How much time do you usually spend securing a new system? Does security play a major role in your software architecture? How much security is enough?
Securing web applications traditionally consists of two components referred to as authentication and authorization. Authentication is wrapped up in the log-in process, during which your system needs to identify the user or other system attempting to gain access. Application developers will create log-in pages or leverage Single Sign-On solutions to address the authentication issue. In addition, HTTPS will be used to encrypt the communication between your end-users and the system. Authorization, on the other hand, is the process by which the system verifies that a user (or external system) has the permission to execute a particular function within the system. This may be addressed by implementing a role-based security model.
Is this enough? Well… that all depends on what kind of system you need and what kind of legal implications apply (such as HIPAA).
Security must be addressed in each of the following phases of the software development lifecycle.
Requirements
During requirements gathering and scope definition, one must understand what the security requirements are. Don’t just ask for them, but lead with questions and what-if scenarios.
Architecture and Design
When defining your architecture, consider the different components that will be needed to provide adequate security. Will security be encapsulated as part of each module, or will the modules in the middle tiers assume that a different tier has taken care of security?
Development
Have you identified secure coding practices as part of your coding standards such as minimizing the attack surface and establishing security defaults?
Testing
Have you planned for security testing that addresses common attacks and checks for vulnerabilities?
Deployment
Is your connection from application to database running with more privileges than necessary? Is the right security infrastructure in place, including firewalls and intrusion detection systems?
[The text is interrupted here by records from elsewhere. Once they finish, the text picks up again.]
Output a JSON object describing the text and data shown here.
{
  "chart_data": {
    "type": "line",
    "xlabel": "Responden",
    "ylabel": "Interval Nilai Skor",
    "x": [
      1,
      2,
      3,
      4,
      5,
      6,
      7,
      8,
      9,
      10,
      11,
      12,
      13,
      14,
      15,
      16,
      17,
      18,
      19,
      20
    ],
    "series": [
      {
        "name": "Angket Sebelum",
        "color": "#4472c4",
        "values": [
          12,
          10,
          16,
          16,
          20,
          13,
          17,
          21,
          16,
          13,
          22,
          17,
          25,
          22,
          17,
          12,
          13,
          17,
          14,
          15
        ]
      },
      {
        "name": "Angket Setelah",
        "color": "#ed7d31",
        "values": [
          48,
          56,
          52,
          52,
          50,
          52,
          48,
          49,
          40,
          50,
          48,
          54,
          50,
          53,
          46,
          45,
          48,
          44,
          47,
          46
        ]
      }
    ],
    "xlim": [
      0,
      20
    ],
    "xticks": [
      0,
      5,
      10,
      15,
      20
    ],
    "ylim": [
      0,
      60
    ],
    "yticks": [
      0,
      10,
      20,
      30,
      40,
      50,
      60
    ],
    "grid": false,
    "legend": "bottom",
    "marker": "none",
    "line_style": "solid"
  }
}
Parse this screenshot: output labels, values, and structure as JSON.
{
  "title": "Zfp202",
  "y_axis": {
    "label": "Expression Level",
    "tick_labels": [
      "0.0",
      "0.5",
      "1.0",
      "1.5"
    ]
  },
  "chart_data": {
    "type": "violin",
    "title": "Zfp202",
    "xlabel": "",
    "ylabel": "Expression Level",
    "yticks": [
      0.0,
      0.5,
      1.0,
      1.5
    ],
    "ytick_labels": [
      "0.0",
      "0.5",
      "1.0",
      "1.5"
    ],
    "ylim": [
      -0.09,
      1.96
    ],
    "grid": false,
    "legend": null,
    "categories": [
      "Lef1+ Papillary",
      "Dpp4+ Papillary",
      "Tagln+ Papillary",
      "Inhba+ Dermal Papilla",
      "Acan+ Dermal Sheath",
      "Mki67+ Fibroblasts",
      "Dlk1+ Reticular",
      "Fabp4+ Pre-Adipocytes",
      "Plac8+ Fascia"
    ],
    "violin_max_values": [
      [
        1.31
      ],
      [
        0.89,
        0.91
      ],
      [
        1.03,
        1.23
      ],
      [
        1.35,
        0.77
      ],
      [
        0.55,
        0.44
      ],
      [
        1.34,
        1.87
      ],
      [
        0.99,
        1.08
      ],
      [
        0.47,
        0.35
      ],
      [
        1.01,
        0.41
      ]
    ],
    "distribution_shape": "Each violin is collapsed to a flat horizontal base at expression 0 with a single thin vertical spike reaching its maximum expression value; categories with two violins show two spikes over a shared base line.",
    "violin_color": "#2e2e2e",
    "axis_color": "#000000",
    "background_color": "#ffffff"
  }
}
As you’re evaluating your current system or building the next generation of products, please take a moment to think about security beyond authentication and authorization. I’m not suggesting that every system needs to be secured like Fort Knox, but rather that you consciously think about the appropriate level of security for your system and document it as part of your system architecture and development process.
There are many references out there to help you improve software security. I would recommend the Open Web Application Security Project (OWASP) to start.